The team focused their experiments on a metabolic pathway that is important for most bacteria. But it is not present in humans. This makes it the perfect target for antibiotic development. “We are focusing on the pathway of methyl-d-erythritol phosphate (MEP) for isoprenoid biosynthesis. This is important for the survival of most Gram-negative bacteria and apicomplexans. But it is not present in humans and other metazoans,” the team wrote.

MEP—or non-mevalonate—the pathway is responsible for isoprenoid biosynthesis. These are molecules essential for cell survival in most pathogenic bacteria.

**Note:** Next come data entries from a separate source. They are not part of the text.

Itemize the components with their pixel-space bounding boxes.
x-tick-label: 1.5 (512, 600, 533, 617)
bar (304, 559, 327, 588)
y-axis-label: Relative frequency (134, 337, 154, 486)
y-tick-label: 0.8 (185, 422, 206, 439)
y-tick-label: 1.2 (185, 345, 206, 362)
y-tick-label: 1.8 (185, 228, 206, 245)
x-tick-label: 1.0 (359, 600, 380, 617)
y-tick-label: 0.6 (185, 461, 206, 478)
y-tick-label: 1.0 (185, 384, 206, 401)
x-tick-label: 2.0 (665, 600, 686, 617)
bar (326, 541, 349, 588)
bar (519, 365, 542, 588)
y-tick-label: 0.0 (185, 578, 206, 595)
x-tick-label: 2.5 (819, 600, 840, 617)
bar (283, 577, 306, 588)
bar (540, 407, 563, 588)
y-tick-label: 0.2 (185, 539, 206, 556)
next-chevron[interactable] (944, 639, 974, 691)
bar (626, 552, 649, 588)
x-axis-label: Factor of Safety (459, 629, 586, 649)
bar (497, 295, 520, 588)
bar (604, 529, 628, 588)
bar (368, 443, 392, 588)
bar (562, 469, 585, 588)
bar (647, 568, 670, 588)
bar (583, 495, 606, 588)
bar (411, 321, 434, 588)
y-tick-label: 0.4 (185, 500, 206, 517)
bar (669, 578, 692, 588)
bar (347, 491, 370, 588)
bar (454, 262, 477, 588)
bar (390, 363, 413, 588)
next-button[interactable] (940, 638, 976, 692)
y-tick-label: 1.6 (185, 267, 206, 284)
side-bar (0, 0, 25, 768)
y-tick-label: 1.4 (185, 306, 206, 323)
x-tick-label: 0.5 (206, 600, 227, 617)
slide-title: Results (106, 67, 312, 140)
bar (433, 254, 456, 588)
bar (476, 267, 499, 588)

Researchers used computer simulation to screen many million commercially available compounds. They wanted to know their ability to bind to the enzyme. They chose the most potent inhibitors of IspH as the starting point for drug development. Previously available IspH inhibitors have not been able to penetrate the bacterial cell wall. And that is why Dotiwala has collaborated with Wistar’s medicinal chemist Joseph Salvino, PhD. Joseph Salvino is a professor at the Wistar Institute Cancer Center and co-senior author of the study. They were able to synthesize novel IspH inhibitor molecules that penetrated the bacteria.

The team found that IspH inhibitors activated the immune system. It had more potent bacterial killing activity. The versatility of current best-in-class antibiotics examined in vitro for clinical isolates of antibiotic-resistant bacteria includes a variety of pathogenic gram-negative and gram-positive bacteria.

As well as acting specifically on IspH, the substances also are non-toxic to human cells. ” Our DAIA prodrugs are permeable bacteria. And they are more potent against too many multidrug-resistant bacteria,” said the team.

The researchers also found out that the bacteria are unlikely to have developed resistance mechanisms to the mode of action of their DAIAs. “Unlike antibiotics derived from natural sources, no inhibitors of IspH have been found in microorganisms. So, it is less likely that resistance mechanisms have evolved directly against our medications,” they stated. ” The antimicrobial strategy that we are reporting are synergizing direct antibiotic action.” “We agree that this innovative DAIA solution could be a breakthrough. It may end the global war against AMR. So, it may provide a connection between the direct killing of antibiotics and the potential for AMR. It may also increase the natural strength of the immune system,” Dotiwala stated.